By using the Reinforcement Learning method (sub-branch of machine learning) the aim is to ensure that the agent in a maze reaches its target with the Q Learning Algorithm.
Python, Numpy, Jupyter, PySimpleGUI, PyGame, Matplotlib, Maze, Agent, Situation, Action, Shortest Path, Grid, Q Learning, Reinforcement Learning, Rewarding, Episode, Training, Auxiliary Functions, Machine Learning, Bellman, Q Table, R Table.
Our robot (agent) must use the Q learning algorithm to escape from the obstacles and travel through the white areas. If our robot starts from the blue square and reaches the end in the shortest (cost efficient) way without hitting the red boxes, it will be considered successful. The robot can move right, left, up and down starting from any white square. The steps taken must be decisive and will succeed unless the agent hits an obstacle. As a result, the robot receives the reward from the starting point to the desired target.
Python 3 language was used as the programming language.Jupyter Notebook was used as the development environment.
PyGame was used for visualization.
Numpy library was used for Q Learning.
PySimpleGUI library was used for interface design.
Matplotlib library was used to draw plots.
The Q-Learning algorithm is one of the most well-known algorithms of reinforcement learning. The main purpose of the algorithm is to examine the next moves and calcuate the reward that will be earned according to the examination.
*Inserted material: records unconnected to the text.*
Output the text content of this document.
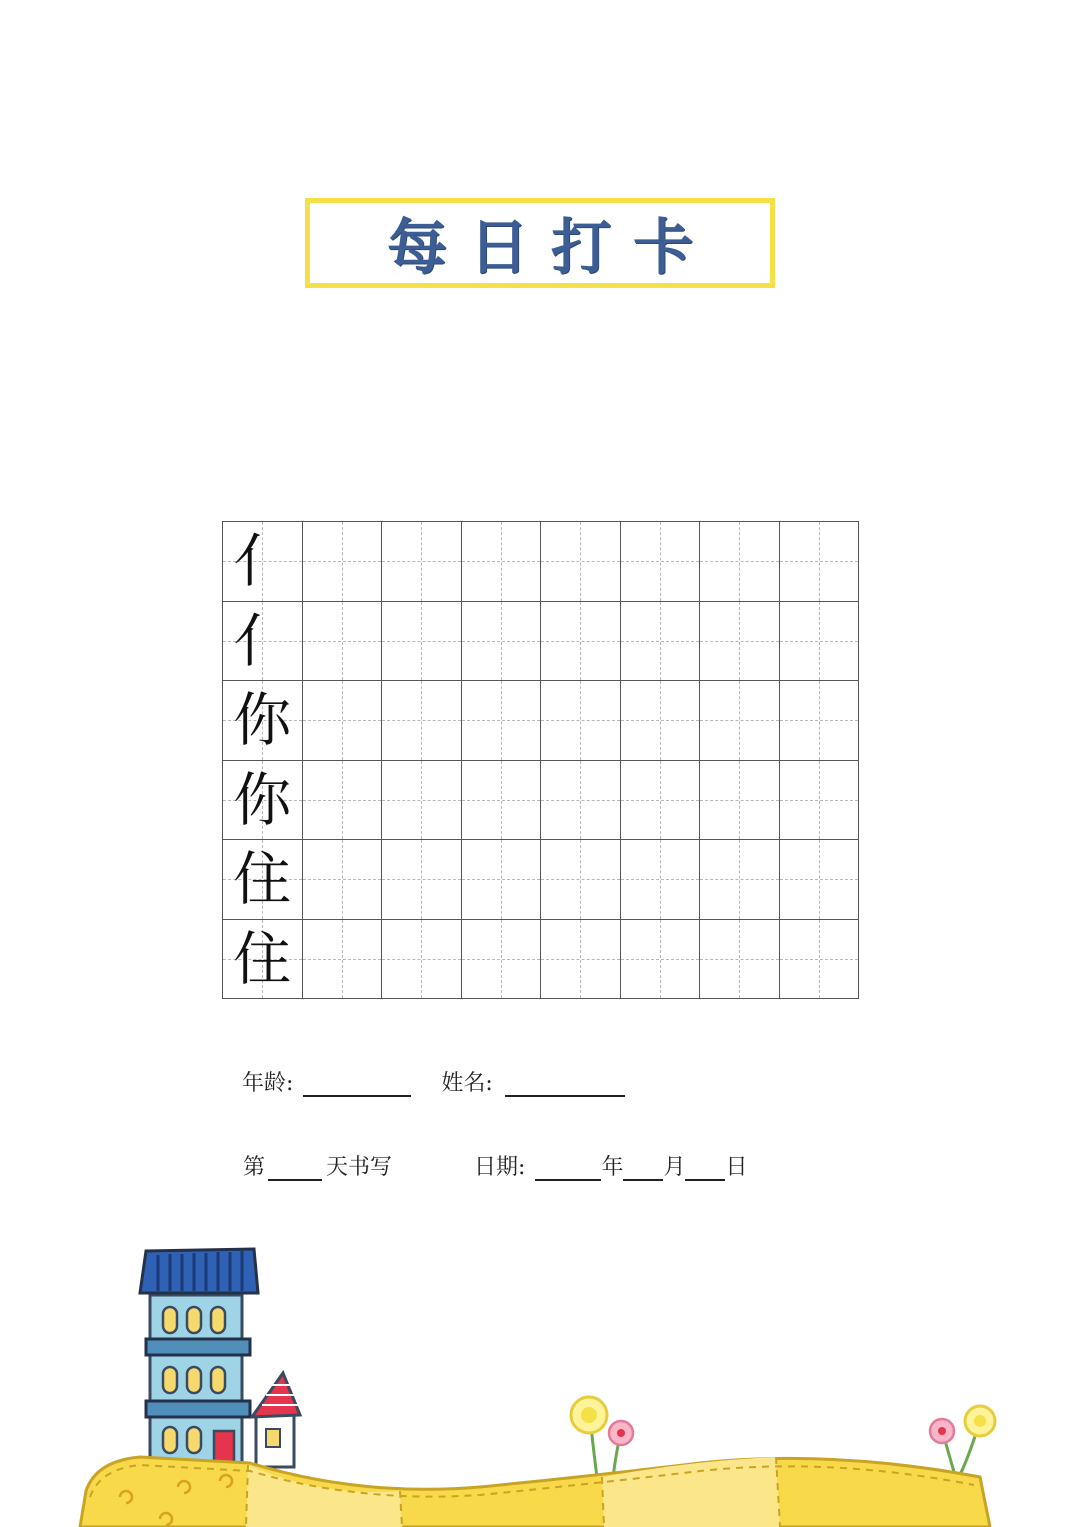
每日打卡
亻
亻
你
你
住
住
年龄:	姓名:
第	天书写	日期:	年 月 日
The reward values are kept in the reward table (which is randomly generated). The robot's experience will be shaped according to this reward table. On the way to the goal, the robot uses the experience gained in each iteration to maximize the places he can go. The robot keeps these experiences in a table called the Q-Table.
In this project, the aim is to find the shortest path in the grid for a start and exit point selected by the user. To achieve this, Q Learning Algorithm will be applied.
In order to apply the Q Learning Algorithm, the environment must first be defined. The environment consists of three components:
- States
- Actions
- Rewards
The agent is expected to take states and rewards as input and produce actions according to them.
Red squares in the grid represent obstacles, blue squares agent, green squares exit (target), white squares represent paths through which the agent can pass. Each position (square) in the grid is a state. Each situation has a row and column number. Red and green squares are called terminal states. A training episode will end when the agent gets to the red or green square. If it reaches the green square, the agent has arrived at its target, but if it reaches a red square, it will fail due to the wrong move. When it comes to a white square, it will move to another square.
There are 4 actions in this scenario. The agent can go up, down, right or left. Naturally, the agent is expected to learn not to hit the red squares.
In order for the agent to learn, each state must have a rewarding coefficient. The agent can start on any white square, but his goal is always the same - to maximize reward. In this case, the concept of negative rewarding is encountered. Negative reward is punishment and is used for every state except the exit (target) state. This helps the agent find the shortcut because the agent always tries to minimize the punishment.
The number of steps and rewards are calculated for each episode. After the starting position of the agent is taken, the Q table is updated by using Bellman equation in each episode for the actions that the agent randomly chooses until the agent reaches a red square. Temporary difference is calculated with Bellman equation.
Once this has been done for 100,000 episodes, the agent may have been adequately trained. If it is not sufficiently trained, this code snippet must be rerun.